Hot & Sour Prawn Soup (Tom Yum Khung)
This recipe is based on our experience cooking at the Basil Healthy Thai Cookery School in Chiang Mai.
Serves 1
Ingredients
- 3-6 medium green prawns (depends on their size), shelled, tails in tact, and deveined.

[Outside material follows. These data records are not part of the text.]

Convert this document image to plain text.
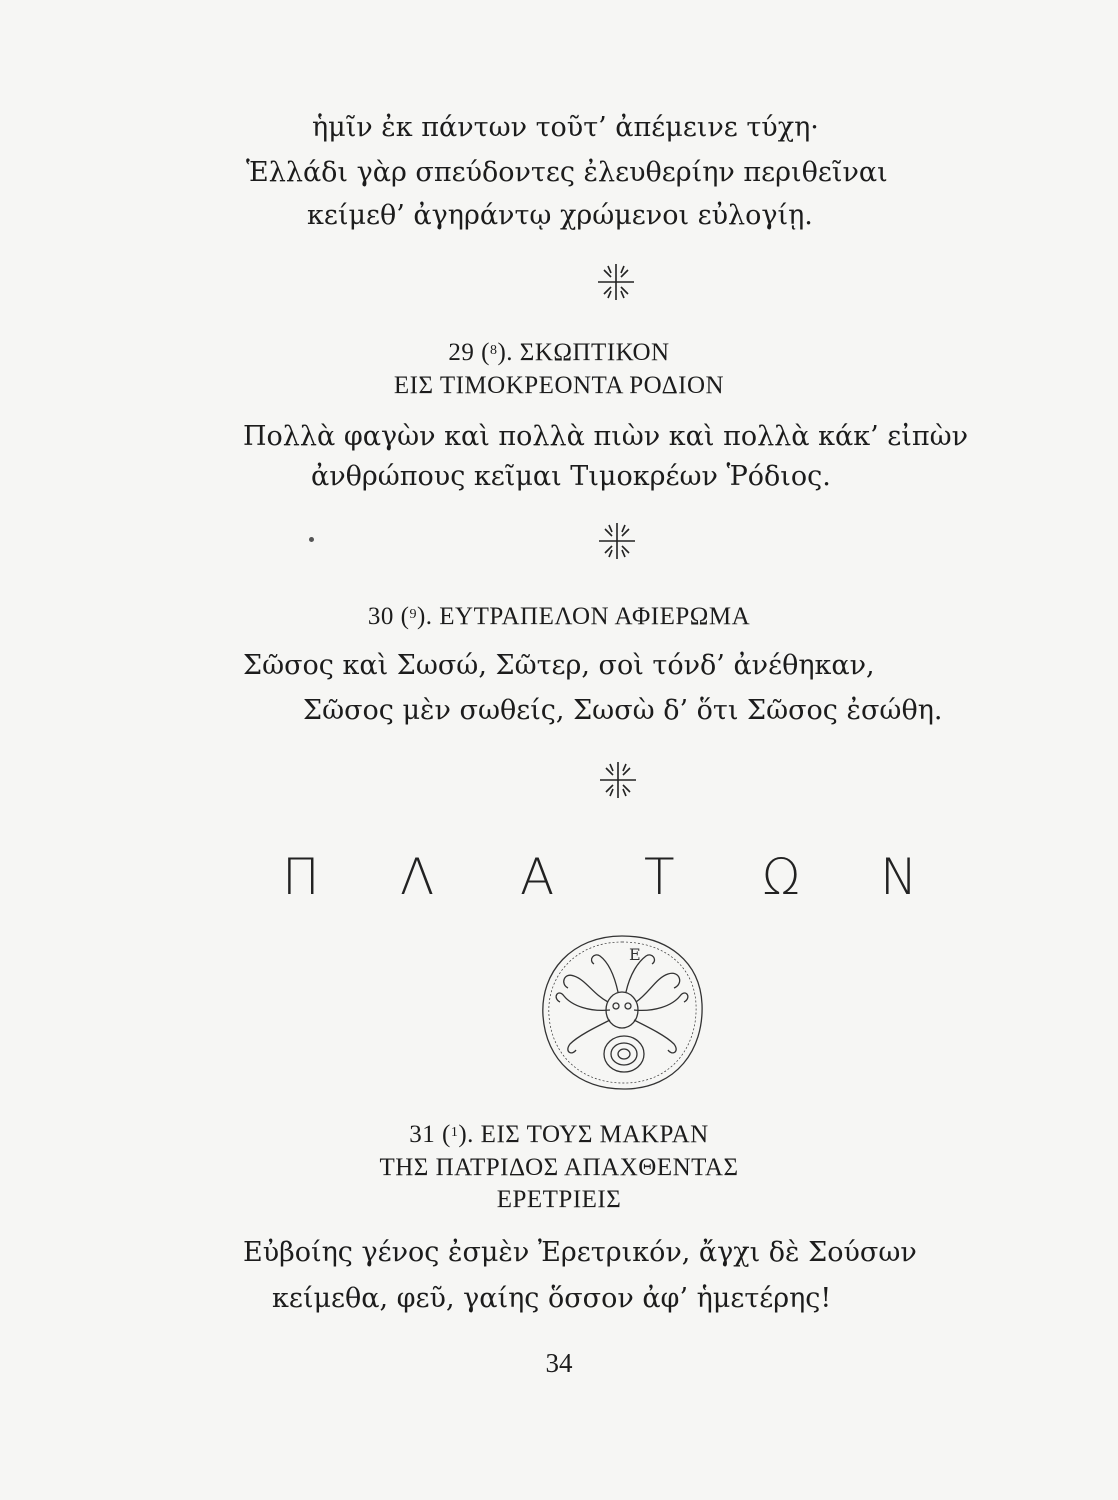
ἡμῖν ἐκ πάντων τοῦτ’ ἀπέμεινε τύχη·
Ἑλλάδι γὰρ σπεύδοντες ἐλευθερίην περιθεῖναι
κείμεθ’ ἀγηράντῳ χρώμενοι εὐλογίῃ.
29 ($^8$). ΣΚΩΠΤΙΚΟΝ
ΕΙΣ ΤΙΜΟΚΡΕΟΝΤΑ ΡΟΔΙΟΝ
Πολλὰ φαγὼν καὶ πολλὰ πιὼν καὶ πολλὰ κάκ’ εἰπὼν
ἀνθρώπους κεῖμαι Τιμοκρέων Ῥόδιος.
30 ($^9$). ΕΥΤΡΑΠΕΛΟΝ ΑΦΙΕΡΩΜΑ
Σῶσος καὶ Σωσώ, Σῶτερ, σοὶ τόνδ’ ἀνέθηκαν,
Σῶσος μὲν σωθείς, Σωσὼ δ’ ὅτι Σῶσος ἐσώθη.
Π Λ Α Τ Ω Ν
E
31 ($^1$). ΕΙΣ ΤΟΥΣ ΜΑΚΡΑΝ
ΤΗΣ ΠΑΤΡΙΔΟΣ ΑΠΑΧΘΕΝΤΑΣ
ΕΡΕΤΡΙΕΙΣ
Εὐβοίης γένος ἐσμὲν Ἐρετρικόν, ἄγχι δὲ Σούσων
κείμεθα, φεῦ, γαίης ὅσσον ἀφ’ ἡμετέρης!
34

- ¼ cup straw mushrooms, cut into quarters
- 2 cups chicken stock
- 3 dried small red (hot) chillies, crushed or fresh chillies, deseeded and diced
- 1 stick lemongrass, white part only, halved and crushed
- 3 thin slices of galangal*
- 2 kaffir lime leaves, stems removed and roughly chopped
- ½ onion, cut into quarters
- 1 tbsp. tom yum paste*
- 1½ tbsp. fish sauce
- 1 tsp. sugar
- 2 tbsp. lime juice
- 1 tomato, cut into quarters
- 1 tbsp fresh coriander, roughly chopped
- 1 tbsp spring onion, roughly chopped
Method
- Place the chicken stock into a pot and bring it to the boil over medium heat. Add lemongrass and galangal then keep cooking for a few minutes or until fragrant. Add mushroom and onion, bring to the boil.
- Add fish sauce, tom yum paste, sugar, chillies and stir well to combine.
- Then add the prawns, just before they are fully cooked add tomato, kaffir lime leaves, coriander and spring onion. Finish cooking the prawns, trying not to overcook them.
- Remove the pot from the heat and add lime juice.
To serve
Transfer to a bowl(s) to serve.
* Galangal & Tom Yum paste are available in most Asian Supermarkets.